Document Ingestion API can be used to summarize tables, figures and charts in documents.

Why would you want to summarize tables, figures and charts?

  • Even though LLMs have long context, embedding models often don’t. In such cases, summarizing tables, embedding them, and storing their image along side the summary can help retreive the right table or figure when needed for the LLM to answer questions.

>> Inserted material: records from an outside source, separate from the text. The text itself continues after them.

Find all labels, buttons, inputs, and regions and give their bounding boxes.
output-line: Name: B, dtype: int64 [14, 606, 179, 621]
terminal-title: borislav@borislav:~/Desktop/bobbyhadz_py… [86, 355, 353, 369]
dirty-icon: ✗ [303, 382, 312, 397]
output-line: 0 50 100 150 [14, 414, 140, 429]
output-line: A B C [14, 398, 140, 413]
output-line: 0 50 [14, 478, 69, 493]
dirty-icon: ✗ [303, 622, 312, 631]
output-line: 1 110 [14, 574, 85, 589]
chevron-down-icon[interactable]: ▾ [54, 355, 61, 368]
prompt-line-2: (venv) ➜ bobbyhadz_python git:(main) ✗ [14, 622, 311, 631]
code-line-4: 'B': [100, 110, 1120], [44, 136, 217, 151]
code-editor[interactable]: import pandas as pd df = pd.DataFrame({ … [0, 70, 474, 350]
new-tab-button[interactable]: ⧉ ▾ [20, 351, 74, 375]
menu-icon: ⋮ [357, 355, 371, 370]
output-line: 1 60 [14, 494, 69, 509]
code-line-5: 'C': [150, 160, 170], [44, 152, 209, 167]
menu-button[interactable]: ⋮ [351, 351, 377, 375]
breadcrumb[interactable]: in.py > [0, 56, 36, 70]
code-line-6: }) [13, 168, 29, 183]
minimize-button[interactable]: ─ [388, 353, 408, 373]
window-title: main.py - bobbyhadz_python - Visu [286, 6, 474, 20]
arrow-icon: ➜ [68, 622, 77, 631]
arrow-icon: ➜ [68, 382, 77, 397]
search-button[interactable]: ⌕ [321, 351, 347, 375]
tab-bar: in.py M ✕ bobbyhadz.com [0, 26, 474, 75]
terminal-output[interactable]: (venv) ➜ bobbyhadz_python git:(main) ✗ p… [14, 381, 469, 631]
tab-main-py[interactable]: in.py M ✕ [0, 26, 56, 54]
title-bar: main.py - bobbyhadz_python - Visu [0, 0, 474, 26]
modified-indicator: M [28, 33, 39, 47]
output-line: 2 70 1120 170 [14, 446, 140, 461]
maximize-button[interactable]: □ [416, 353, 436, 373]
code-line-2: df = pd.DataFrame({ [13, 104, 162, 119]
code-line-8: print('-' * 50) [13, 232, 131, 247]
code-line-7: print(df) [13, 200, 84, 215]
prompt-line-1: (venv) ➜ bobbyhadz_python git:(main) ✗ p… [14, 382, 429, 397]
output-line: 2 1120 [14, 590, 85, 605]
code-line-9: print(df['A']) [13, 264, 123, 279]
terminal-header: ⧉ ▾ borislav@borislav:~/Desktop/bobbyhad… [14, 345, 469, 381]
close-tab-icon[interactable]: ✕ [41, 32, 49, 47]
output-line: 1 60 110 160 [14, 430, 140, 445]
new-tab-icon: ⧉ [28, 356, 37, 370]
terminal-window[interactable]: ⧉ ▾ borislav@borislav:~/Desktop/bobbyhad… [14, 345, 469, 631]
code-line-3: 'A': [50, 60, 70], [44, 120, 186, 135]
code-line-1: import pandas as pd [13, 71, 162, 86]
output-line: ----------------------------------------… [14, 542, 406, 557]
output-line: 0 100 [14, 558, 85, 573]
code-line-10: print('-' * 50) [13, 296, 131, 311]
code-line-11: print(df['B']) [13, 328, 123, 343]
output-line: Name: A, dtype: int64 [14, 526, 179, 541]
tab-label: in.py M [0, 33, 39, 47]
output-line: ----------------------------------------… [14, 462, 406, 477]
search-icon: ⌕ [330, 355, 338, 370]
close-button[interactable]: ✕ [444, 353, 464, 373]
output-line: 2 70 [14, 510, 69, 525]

  • Figures often encode complex information which can’t be converted to Markdown or HTML. Summarizing and indexing them can help retreive the right figure when relevant questions are asked.

Summarizing Tables

Tales can be summarized by setting tableSummarization to true in the settings JSON object when calling the parse API.

{
    "settings": {
        "tableSummarization": true,
        "tableSummarizationPrompt": "Summarize the table in a way that is easy to understand and use for answering questions."
    }
}

The table summary prompt is optional. If not provided, a default prompt will be used.

Summarizing Figures and Charts

Figures can be summarized by setting figureSummarization to true in the settings JSON object when calling the parse API.

{
    "settings": {
        "figureSummarization": true,
        "figureSummarizationPrompt": "Summarize the figure in a way that is easy to understand and use for answering questions."
    }
}

The figure summary prompt is optional. If not provided, a default prompt will be used.